À Montréal, Blanche commencera à travailler. Elle a 14 ans, parle anglais et comprend sans doute le français. C’est chez Dupuis Frères qu’elle s’initiera au marché du travail, emballeuse des achats des clientes, pour 1$ par jour, pendant un an. Cécile travaille aussi, mais Lilly va à l’école ; elle deviendra institutrice.
En 1917, après une visite à Montréal, l’oncle Thomas Gagnon ramène Blanche à Chicoutimi, rue du Séminaire ; elle s’installe chez sa tante Malvina Gagnon, mariée à Octave Couture : « Sa fille avait deux enfants, je faisais le ménage », raconte-t-elle.

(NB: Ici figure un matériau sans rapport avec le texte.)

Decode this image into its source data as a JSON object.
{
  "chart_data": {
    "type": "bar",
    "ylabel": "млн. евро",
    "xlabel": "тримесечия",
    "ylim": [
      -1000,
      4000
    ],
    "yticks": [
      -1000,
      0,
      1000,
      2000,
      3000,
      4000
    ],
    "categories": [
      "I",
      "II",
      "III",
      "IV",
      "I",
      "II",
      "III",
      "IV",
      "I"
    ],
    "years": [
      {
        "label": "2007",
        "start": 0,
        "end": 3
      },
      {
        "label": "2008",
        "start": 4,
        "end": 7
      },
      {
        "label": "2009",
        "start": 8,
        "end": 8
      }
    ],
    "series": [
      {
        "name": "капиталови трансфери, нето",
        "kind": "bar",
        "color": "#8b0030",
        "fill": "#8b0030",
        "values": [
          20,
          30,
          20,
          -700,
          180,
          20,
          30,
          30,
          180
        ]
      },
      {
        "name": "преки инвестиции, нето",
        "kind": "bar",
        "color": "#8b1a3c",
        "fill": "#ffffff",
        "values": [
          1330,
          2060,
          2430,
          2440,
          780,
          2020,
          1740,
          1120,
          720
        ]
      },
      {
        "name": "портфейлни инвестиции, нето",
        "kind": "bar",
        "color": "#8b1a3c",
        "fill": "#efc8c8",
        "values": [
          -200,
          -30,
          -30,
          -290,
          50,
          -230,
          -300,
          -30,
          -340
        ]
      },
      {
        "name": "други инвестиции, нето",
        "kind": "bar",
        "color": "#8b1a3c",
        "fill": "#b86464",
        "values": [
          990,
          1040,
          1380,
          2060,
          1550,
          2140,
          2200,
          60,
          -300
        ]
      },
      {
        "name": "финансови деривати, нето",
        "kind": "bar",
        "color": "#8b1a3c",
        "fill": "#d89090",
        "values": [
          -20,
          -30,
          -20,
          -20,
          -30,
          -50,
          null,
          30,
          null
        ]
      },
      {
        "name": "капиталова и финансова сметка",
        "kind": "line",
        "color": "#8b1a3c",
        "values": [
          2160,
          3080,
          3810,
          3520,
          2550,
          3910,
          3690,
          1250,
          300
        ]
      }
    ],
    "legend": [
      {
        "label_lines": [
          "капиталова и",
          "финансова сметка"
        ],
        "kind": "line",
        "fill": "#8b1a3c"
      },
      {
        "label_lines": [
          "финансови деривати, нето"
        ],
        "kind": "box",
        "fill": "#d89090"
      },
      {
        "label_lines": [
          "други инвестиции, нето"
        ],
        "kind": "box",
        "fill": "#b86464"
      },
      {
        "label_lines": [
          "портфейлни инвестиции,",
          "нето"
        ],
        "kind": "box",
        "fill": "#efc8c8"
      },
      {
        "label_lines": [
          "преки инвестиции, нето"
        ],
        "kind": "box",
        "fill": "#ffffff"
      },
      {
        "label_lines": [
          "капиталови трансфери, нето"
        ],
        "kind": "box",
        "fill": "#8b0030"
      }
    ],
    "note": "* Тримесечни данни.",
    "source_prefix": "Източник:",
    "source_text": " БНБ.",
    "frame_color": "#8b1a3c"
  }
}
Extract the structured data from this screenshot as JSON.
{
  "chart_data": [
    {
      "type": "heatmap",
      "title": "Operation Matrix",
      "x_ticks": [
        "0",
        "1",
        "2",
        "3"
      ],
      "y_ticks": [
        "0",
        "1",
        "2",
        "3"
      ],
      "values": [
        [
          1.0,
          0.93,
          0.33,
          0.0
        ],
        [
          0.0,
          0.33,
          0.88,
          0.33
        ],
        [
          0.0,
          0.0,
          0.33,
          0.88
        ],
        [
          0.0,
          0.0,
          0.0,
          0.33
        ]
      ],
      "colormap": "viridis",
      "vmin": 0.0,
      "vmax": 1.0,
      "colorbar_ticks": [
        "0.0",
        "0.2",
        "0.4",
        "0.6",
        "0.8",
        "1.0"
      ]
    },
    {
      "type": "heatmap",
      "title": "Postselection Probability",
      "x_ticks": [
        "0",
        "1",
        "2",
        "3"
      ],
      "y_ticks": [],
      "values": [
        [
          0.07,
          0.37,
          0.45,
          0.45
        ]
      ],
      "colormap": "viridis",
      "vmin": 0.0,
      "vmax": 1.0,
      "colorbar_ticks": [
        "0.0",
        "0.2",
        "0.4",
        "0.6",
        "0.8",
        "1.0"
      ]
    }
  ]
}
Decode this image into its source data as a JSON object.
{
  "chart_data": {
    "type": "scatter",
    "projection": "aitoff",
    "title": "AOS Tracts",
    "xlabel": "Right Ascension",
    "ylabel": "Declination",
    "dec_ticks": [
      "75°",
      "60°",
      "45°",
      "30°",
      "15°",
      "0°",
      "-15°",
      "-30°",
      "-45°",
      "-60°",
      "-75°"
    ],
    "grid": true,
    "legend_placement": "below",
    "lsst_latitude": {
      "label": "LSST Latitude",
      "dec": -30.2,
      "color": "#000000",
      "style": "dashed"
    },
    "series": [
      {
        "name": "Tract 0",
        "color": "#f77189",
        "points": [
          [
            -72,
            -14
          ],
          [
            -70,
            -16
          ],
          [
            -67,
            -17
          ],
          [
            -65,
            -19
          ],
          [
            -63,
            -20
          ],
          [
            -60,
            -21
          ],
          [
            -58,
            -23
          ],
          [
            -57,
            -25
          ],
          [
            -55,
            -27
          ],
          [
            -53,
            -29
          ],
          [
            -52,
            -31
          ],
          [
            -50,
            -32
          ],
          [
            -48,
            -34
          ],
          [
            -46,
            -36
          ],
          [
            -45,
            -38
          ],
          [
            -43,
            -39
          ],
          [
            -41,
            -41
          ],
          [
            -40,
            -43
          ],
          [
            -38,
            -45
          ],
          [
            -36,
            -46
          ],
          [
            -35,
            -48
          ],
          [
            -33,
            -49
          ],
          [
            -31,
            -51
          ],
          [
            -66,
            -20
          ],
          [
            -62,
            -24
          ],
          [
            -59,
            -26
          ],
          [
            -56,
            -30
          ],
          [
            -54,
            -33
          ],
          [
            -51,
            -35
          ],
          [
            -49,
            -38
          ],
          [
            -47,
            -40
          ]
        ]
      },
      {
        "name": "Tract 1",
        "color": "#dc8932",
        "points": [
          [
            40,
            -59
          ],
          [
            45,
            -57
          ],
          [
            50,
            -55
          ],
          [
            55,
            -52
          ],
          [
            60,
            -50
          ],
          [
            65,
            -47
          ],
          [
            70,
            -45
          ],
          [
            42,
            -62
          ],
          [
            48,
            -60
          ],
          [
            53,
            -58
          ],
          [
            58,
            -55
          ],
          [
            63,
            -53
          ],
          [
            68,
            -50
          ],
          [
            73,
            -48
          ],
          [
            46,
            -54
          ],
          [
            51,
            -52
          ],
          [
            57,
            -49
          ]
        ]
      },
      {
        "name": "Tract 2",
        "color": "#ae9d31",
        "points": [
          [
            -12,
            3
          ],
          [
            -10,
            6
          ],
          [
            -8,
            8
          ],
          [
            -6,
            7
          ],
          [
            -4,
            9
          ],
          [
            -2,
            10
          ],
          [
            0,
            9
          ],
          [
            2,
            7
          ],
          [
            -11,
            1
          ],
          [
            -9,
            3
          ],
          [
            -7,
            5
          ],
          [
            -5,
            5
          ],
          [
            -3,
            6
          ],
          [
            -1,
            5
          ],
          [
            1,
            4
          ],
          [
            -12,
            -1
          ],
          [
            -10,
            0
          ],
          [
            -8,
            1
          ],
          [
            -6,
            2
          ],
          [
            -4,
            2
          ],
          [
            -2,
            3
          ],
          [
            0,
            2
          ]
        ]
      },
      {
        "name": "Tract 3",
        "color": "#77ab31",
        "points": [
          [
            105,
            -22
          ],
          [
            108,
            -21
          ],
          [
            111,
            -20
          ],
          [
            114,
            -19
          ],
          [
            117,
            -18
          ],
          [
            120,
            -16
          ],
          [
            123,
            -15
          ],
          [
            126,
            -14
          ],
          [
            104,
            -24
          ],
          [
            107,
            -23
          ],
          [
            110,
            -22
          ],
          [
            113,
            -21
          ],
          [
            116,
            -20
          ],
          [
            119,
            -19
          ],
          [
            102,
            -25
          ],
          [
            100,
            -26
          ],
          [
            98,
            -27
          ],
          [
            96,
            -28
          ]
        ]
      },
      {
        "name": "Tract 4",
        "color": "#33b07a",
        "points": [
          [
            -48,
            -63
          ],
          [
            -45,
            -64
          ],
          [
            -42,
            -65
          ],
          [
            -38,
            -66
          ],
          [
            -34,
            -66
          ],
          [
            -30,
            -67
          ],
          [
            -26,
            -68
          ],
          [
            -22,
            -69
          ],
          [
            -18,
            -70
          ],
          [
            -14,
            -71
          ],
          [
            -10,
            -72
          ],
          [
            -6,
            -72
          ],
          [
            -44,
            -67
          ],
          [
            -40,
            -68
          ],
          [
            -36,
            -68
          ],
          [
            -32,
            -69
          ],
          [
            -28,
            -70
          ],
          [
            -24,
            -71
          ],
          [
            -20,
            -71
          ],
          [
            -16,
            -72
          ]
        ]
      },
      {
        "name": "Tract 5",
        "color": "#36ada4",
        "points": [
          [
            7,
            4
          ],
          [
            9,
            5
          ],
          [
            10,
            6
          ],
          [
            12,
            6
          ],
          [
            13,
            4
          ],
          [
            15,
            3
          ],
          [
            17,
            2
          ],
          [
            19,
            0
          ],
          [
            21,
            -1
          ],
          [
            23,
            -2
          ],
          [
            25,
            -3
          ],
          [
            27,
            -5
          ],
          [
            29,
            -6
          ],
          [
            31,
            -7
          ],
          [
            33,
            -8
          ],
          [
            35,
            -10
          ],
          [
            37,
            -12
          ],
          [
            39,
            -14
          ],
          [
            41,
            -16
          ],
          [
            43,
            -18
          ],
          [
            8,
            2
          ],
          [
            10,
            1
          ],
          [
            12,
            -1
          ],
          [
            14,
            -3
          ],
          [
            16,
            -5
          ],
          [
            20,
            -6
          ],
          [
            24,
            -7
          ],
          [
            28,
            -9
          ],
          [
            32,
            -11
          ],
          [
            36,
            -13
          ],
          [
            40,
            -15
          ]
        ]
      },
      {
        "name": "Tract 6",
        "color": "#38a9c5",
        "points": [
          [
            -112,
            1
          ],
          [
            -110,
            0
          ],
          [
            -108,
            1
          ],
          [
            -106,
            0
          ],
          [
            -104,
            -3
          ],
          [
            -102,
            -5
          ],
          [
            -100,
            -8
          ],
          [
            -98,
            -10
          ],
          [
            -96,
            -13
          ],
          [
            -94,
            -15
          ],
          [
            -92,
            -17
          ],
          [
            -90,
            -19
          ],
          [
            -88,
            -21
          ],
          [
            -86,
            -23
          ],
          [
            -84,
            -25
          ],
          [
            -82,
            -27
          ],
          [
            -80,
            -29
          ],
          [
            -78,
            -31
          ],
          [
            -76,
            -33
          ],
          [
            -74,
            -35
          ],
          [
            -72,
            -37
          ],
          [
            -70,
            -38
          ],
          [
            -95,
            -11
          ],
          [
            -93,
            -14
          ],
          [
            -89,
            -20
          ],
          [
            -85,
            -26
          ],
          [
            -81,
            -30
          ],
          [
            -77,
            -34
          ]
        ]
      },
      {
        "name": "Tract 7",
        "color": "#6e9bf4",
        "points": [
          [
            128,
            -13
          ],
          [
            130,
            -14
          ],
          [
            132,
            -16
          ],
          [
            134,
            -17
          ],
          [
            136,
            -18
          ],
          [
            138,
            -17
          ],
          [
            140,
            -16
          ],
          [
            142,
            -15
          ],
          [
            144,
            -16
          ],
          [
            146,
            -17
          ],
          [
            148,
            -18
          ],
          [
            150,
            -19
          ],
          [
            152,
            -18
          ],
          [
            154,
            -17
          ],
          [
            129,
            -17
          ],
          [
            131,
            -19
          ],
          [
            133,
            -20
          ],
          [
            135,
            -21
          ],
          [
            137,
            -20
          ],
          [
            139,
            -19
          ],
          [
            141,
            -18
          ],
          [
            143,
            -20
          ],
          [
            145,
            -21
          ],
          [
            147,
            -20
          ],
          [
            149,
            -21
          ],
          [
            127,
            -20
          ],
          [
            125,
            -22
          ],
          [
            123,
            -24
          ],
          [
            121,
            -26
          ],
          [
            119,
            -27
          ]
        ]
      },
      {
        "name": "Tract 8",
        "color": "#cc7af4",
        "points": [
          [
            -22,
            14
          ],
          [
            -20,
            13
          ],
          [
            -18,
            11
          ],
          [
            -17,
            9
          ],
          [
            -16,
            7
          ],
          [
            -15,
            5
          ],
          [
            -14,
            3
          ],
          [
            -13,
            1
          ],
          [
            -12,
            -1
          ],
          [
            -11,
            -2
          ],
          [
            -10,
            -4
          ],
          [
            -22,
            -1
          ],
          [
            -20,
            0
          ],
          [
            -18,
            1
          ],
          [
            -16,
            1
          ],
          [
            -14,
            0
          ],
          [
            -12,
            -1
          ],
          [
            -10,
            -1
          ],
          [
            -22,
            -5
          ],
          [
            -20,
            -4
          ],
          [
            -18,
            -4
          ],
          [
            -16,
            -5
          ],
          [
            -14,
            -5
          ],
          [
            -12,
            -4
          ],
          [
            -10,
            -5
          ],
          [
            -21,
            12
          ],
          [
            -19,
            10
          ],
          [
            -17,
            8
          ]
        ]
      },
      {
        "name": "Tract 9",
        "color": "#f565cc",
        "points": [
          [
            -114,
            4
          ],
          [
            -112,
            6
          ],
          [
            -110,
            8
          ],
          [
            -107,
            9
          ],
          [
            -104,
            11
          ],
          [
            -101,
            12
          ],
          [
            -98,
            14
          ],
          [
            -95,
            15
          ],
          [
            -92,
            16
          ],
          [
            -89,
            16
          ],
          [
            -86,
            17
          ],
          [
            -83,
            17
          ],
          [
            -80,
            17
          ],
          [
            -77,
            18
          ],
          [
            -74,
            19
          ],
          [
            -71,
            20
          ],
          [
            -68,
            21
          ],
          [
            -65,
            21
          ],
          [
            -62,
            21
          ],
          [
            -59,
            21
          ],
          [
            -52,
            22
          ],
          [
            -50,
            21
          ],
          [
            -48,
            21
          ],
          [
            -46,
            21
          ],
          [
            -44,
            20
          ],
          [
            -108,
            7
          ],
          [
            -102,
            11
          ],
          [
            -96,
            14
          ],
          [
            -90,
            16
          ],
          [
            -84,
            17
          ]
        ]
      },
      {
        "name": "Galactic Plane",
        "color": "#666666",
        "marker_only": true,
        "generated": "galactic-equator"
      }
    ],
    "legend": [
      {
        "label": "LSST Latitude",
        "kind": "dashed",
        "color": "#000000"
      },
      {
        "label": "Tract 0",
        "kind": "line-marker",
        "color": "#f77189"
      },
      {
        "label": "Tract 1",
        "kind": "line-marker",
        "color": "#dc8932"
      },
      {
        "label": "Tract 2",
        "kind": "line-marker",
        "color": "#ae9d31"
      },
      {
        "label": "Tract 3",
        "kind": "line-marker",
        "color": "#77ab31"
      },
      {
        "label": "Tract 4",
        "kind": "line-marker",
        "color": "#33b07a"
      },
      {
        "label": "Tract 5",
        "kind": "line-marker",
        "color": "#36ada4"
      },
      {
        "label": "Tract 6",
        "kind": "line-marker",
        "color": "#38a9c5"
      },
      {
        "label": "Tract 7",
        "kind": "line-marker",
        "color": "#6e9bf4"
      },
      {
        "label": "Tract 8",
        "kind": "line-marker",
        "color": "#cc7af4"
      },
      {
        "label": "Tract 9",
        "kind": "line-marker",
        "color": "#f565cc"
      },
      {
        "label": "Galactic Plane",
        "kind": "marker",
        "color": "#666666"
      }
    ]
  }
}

Aux funérailles de Cécile Gagnon, le 19 avril 1919, ses trois enfants (Hubert, Blanche, Lily) signent l’acte de décès, de même que son frère Émilien Gagnon et son beau-frère Octave Couture. Le fils aîné John est encore en Europe ; il ne reviendra au Canada qu’à la fin de l’été 1919 et sera démobilisé à Québec.